H. Whether to reserve decision
The government argues that even if the Court determines that Dr. Chase is entitled to a judgment of acquittal on certain counts, the Court should reserve decision under Fed.R.Crim.P. 29(b). As noted above, Rule 29(b) "permits the trial court to balance the defendant's interest in an immediate resolution of the motion against the interest of the government in proceeding to a verdict thereby preserving its right to appeal[.]" Fed.R.Crim.P. 29 Advisory C'ttee Note to 1994 Amendments.
In this case, Dr. Chase's interest in an immediate resolution is substantial. Because he is entitled to a judgment of acquittal on some, but not all, of the counts in the Indictment, the jury's verdict on the surgical counts might well be influenced by the presence of the improper counts. For this reason, Dr. Chase would be severely prejudiced by the Court's failure to dismiss the improper counts before the case is submitted to the jury.
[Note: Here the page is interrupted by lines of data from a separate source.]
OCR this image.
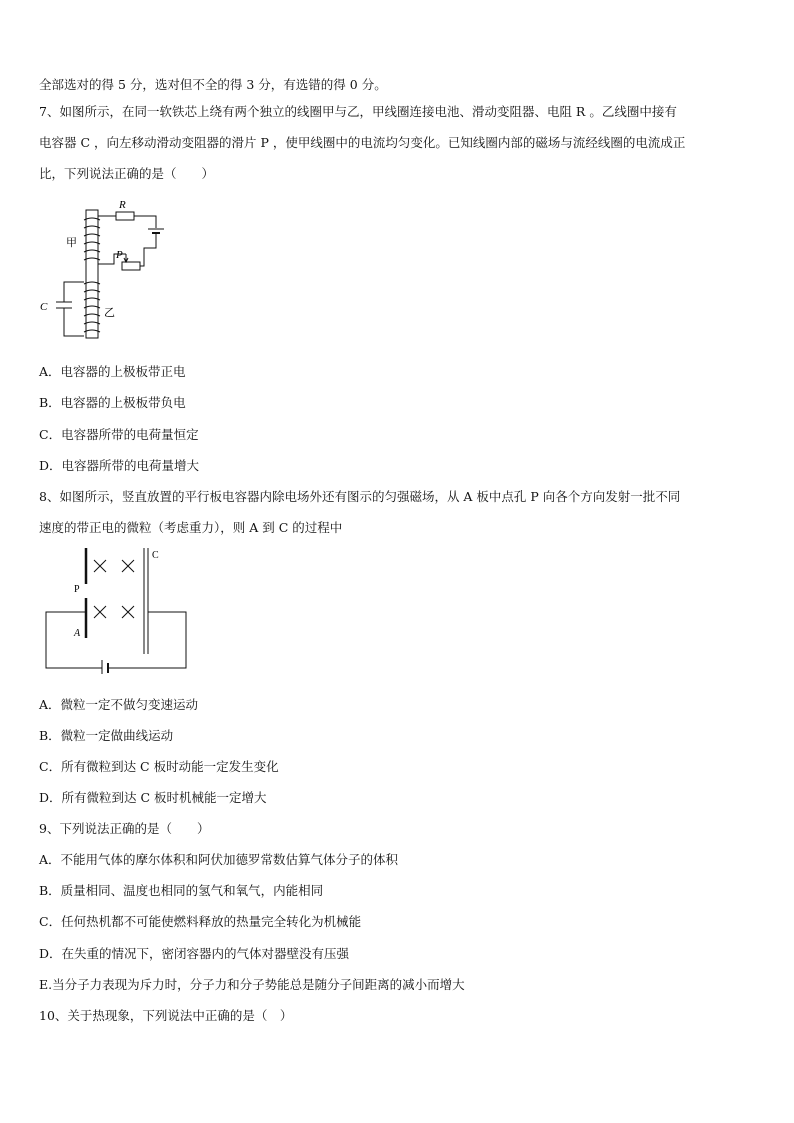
全部选对的得 5 分，选对但不全的得 3 分，有选错的得 0 分。
7、如图所示，在同一软铁芯上绕有两个独立的线圈甲与乙，甲线圈连接电池、滑动变阻器、电阻 R 。乙线圈中接有
电容器 C ，向左移动滑动变阻器的滑片 P ，使甲线圈中的电流均匀变化。已知线圈内部的磁场与流经线圈的电流成正
比，下列说法正确的是（　　）
R
甲
P
C	乙
A．电容器的上极板带正电
B．电容器的上极板带负电
C．电容器所带的电荷量恒定
D．电容器所带的电荷量增大
8、如图所示，竖直放置的平行板电容器内除电场外还有图示的匀强磁场，从 A 板中点孔 P 向各个方向发射一批不同
速度的带正电的微粒（考虑重力），则 A 到 C 的过程中
C
P
A
A．微粒一定不做匀变速运动
B．微粒一定做曲线运动
C．所有微粒到达 C 板时动能一定发生变化
D．所有微粒到达 C 板时机械能一定增大
9、下列说法正确的是（　　）
A．不能用气体的摩尔体积和阿伏加德罗常数估算气体分子的体积
B．质量相同、温度也相同的氢气和氧气，内能相同
C．任何热机都不可能使燃料释放的热量完全转化为机械能
D．在失重的情况下，密闭容器内的气体对器壁没有压强
E.当分子力表现为斥力时，分子力和分子势能总是随分子间距离的减小而增大
10、关于热现象，下列说法中正确的是（　）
By contrast, the government would not be prejudiced by an immediate dismissal of the improper counts. If the Court were to reserve decision, the government's right to appeal would be preserved, but it would gain little as a result. If the jury were to find Dr. Chase not guilty on the surgical counts, the facts of this case suggest that there would be a vanishingly small possibility that the jury would find him guilty on the non-surgical counts, so in all likelihood no appeal would be available. If, on the other hand, the jury found Dr. Chase guilty on all counts and the Court subsequently issued a judgment of acquittal on the non-surgical counts, there would be little need for an appeal. Because the United States Sentencing Guidelines may permit the Court to consider Dr. Chase's actions with regard to the non-surgical patients as relevant conduct for sentencing purposes, Dr. Chase's sentence would be unlikely to be affected by a judgment of acquittal on the non-surgical counts.
Because Dr. Chase's interest in an immediate decision strongly outweighs the government's interest in a reservation of the Court's decision, the Court declines to reserve decision under Rule 29(b).
CONCLUSION
For the foregoing reasons, Dr. Chase's motion for acquittal is GRANTED with respect to Counts 14-17, 21-22, and 30-69, and DENIED with respect to all other counts.